Le consensus mondial qui faisait des mines antipersonnel un symbole d'inhumanité commence à se fissurer. Après des décennies de progrès, nous assistons à un changement de cap dangereux : des États qui s’étaient engagés à l’époque pour le désarmement envisagent maintenant de se retirer de la Convention sur l'interdiction des mines antipersonnel. Ce retrait ne serait pas seulement un acte juridique sur papier : il risquerait de mettre en danger d'innombrables vies et d’annuler des décennies de progrès humanitaires obtenus de haute lutte.
Le Comité international de la Croix-Rouge (CICR) avait commencé à tirer la sonnette d'alarme au sujet des mines antipersonnel à la fin des années 1980, constatant que ses équipes médicales soignaient de plus en plus de civils blessés par ces armes terribles. À l'époque, le CICR parlait d'une « épidémie mondiale » et estimait qu'environ 24 000 personnes, pour la plupart des civils, étaient tuées ou blessées chaque année par des mines.
L’adoption de la Convention sur l’interdiction des mines antipersonnel en 1997 a marqué un tournant face à ce fléau. À ce jour, 165 États sont parties à la convention. Les résultats sont indéniables : plus de 55 millions de mines stockées ont été détruites, de vastes zones ont été déminées, et la production et le transfert de ces armes mortelles ont considérablement diminué. Les efforts déployés ont permis de réduire le nombre de victimes de plus de 75% par rapport au pic de la fin des années 1990.
La dynamique imprimée par la convention a également permis d'attirer l'attention sur les survivants des mines et sur les effroyables conséquences à long terme de ces armes aveugles. Plus de 80% des victimes sont des civils, souvent des enfants. Les survivants souffrent souvent de handicaps à vie et ont besoin d’être suivis, notamment pour des prothèses.
L’année dernière au Cambodge, par exemple, près de la moitié des patients qui se sont rendus dans les deux centres de réadaptation physique soutenus par le CICR sont des survivants de mines – et ce, plus de deux décennies après la fin des hostilités. Nos équipes observent une tendance similaire en Afghanistan : en 2024nous avons pris en charge plus de 7 000 victimes de mines, notamment en les équipant de prothèses et en leur dispensant des services de physiothérapie et d’autres traitements.

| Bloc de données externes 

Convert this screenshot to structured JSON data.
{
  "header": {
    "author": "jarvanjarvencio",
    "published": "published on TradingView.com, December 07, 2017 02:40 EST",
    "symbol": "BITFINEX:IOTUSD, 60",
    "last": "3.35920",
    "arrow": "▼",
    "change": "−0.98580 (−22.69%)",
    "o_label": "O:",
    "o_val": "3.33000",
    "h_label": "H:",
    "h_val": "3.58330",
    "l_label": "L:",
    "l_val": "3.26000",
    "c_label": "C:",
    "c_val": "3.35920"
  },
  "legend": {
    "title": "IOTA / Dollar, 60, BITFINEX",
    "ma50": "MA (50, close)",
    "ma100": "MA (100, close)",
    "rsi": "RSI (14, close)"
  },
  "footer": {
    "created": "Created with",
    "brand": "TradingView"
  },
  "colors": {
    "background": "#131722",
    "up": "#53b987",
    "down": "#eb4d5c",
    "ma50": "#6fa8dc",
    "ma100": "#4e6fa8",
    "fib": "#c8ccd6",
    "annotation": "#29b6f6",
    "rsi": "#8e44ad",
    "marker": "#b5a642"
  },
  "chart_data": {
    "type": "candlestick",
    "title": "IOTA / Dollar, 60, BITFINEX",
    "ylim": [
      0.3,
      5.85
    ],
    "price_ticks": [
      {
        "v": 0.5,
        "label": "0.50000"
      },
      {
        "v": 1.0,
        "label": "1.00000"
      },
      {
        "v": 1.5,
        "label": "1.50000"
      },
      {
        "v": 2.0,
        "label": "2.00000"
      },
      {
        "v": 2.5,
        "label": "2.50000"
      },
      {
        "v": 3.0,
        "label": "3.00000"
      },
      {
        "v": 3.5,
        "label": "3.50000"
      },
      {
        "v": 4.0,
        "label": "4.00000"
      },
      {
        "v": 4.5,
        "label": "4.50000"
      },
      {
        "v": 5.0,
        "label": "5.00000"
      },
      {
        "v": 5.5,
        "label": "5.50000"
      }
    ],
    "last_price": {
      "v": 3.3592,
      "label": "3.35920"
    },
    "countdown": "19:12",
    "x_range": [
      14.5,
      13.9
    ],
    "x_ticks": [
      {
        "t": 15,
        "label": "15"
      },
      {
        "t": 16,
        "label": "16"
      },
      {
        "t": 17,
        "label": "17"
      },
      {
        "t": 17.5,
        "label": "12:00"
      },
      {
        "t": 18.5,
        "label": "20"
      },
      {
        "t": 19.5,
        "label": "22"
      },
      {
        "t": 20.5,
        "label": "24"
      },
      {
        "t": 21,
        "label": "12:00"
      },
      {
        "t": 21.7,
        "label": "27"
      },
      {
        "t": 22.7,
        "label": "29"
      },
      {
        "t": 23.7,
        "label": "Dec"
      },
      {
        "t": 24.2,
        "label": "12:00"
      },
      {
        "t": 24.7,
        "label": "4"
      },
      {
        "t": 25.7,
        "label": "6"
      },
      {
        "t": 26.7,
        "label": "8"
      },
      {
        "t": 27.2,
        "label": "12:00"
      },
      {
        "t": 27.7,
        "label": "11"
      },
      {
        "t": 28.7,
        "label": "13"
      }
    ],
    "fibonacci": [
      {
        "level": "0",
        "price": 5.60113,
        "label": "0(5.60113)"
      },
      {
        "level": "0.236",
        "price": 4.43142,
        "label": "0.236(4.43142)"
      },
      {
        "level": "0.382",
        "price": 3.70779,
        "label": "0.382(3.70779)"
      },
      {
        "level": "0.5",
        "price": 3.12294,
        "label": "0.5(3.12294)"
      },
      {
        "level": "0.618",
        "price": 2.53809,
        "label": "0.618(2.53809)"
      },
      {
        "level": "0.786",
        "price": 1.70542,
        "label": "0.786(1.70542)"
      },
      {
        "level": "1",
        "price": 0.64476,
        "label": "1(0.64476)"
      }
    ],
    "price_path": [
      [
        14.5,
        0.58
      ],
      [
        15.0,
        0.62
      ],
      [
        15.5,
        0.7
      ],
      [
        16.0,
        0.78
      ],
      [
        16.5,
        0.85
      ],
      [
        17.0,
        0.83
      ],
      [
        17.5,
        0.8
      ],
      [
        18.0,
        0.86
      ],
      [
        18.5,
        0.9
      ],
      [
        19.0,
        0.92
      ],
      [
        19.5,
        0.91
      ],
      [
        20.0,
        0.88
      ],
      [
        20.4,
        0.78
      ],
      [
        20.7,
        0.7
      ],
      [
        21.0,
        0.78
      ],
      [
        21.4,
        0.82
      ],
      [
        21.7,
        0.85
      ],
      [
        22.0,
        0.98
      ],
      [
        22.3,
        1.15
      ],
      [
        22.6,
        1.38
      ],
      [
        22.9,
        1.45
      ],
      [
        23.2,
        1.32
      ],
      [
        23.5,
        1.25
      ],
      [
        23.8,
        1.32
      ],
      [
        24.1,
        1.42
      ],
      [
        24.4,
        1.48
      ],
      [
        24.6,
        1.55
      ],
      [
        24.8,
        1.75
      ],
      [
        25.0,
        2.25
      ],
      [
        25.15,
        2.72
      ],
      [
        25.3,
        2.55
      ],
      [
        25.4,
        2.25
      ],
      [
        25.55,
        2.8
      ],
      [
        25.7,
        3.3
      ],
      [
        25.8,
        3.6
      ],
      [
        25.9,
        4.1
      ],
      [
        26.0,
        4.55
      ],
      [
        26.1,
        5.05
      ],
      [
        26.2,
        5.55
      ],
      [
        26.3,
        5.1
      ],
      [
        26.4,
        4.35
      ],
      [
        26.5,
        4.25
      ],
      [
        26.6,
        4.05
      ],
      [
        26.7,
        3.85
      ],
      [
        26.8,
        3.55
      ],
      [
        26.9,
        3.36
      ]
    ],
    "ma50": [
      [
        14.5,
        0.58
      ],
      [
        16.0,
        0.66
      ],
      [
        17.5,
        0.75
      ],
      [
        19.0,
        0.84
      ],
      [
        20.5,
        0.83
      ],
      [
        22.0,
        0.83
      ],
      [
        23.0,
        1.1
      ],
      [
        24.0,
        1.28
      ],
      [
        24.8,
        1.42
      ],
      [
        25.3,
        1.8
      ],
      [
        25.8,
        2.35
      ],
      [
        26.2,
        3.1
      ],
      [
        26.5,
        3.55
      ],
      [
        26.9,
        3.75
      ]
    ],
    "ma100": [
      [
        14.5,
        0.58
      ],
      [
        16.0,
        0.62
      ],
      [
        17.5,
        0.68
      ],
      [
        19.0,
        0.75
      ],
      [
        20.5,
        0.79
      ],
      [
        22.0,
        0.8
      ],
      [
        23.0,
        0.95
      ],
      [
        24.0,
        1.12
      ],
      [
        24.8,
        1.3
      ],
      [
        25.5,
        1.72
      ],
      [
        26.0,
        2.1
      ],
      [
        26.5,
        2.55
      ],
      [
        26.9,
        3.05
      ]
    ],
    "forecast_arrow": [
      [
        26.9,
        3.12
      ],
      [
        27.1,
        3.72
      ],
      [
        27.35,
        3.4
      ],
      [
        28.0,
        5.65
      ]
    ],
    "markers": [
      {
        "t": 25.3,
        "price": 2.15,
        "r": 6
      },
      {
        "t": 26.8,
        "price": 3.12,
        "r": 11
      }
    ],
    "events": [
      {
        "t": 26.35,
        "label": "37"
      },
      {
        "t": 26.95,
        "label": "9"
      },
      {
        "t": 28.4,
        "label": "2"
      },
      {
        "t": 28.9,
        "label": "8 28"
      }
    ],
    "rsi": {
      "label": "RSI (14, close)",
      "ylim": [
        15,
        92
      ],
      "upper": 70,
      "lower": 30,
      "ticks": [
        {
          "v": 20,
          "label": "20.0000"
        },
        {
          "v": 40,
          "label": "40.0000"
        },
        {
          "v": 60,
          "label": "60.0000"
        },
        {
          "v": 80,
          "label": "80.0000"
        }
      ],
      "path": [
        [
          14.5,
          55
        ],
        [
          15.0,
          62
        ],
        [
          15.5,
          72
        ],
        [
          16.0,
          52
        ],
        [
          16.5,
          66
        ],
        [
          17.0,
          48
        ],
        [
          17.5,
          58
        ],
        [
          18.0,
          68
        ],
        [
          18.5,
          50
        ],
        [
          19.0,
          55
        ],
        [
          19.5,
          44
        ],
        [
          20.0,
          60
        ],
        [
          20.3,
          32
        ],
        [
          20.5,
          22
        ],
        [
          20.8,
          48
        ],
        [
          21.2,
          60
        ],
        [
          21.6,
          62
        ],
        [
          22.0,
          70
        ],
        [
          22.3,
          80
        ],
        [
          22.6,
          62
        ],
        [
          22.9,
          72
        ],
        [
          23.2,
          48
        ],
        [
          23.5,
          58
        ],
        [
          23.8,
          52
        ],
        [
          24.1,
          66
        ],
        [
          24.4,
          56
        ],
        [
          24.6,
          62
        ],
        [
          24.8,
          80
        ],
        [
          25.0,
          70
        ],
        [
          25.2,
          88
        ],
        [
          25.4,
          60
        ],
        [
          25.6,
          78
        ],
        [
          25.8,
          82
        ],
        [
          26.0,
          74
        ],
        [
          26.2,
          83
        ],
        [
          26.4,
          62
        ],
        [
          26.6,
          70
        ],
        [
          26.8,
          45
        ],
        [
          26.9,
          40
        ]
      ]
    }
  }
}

Il n'existe pas de mines « sûres ». Même les engins dits « non persistants » parce que se désactivant d'eux-mêmes représentent toujours un risque mortel tant qu'ils sont actifs ou en cas d’échec de leur mécanisme d’autodestruction – ce qui est fréquent –, et exigent d'importants efforts de déminage. Les mines non persistantes existaient avant l'adoption de la convention et c’est délibérément qu’on les a incluses dans l'interdiction. Aucune mine ne peut faire la différence entre un soldat et un enfant.
Les promesses d’un déminage rapide et peu coûteux sont également trompeuses. La Bosnie vit toujours dans la hantise des mines près de 30 ans après la fin du conflit. Bien qu’il soit possible d'identifier les zones minées, il faudra peut-être encore des décennies pour éliminer complètement ce fléau.
La Convention sur l’interdiction des mines antipersonnel est l'un des traités de désarmement les plus efficaces jamais négociés. L'affaiblir ou l'abandonner n’aurait pas seulement pour conséquence de mettre des vies en danger, mais aussi de saper le droit international humanitaire.
Cette semaine, les États se retrouveront à Genève pour les réunions intersessions de la Convention. Ils auront ainsi une occasion cruciale de faire face à ces tendances inquiétantes, de réaffirmer leur adhésion au traité et de s'opposer fermement à un retour à des armes dont l’action aveugle a causé tant de souffrances.
L’heure n’est pas à la marche arrière. Nous devons au contraire réaffirmer notre volonté collective de protéger les civils et de défendre les principes qui définissent notre humanité.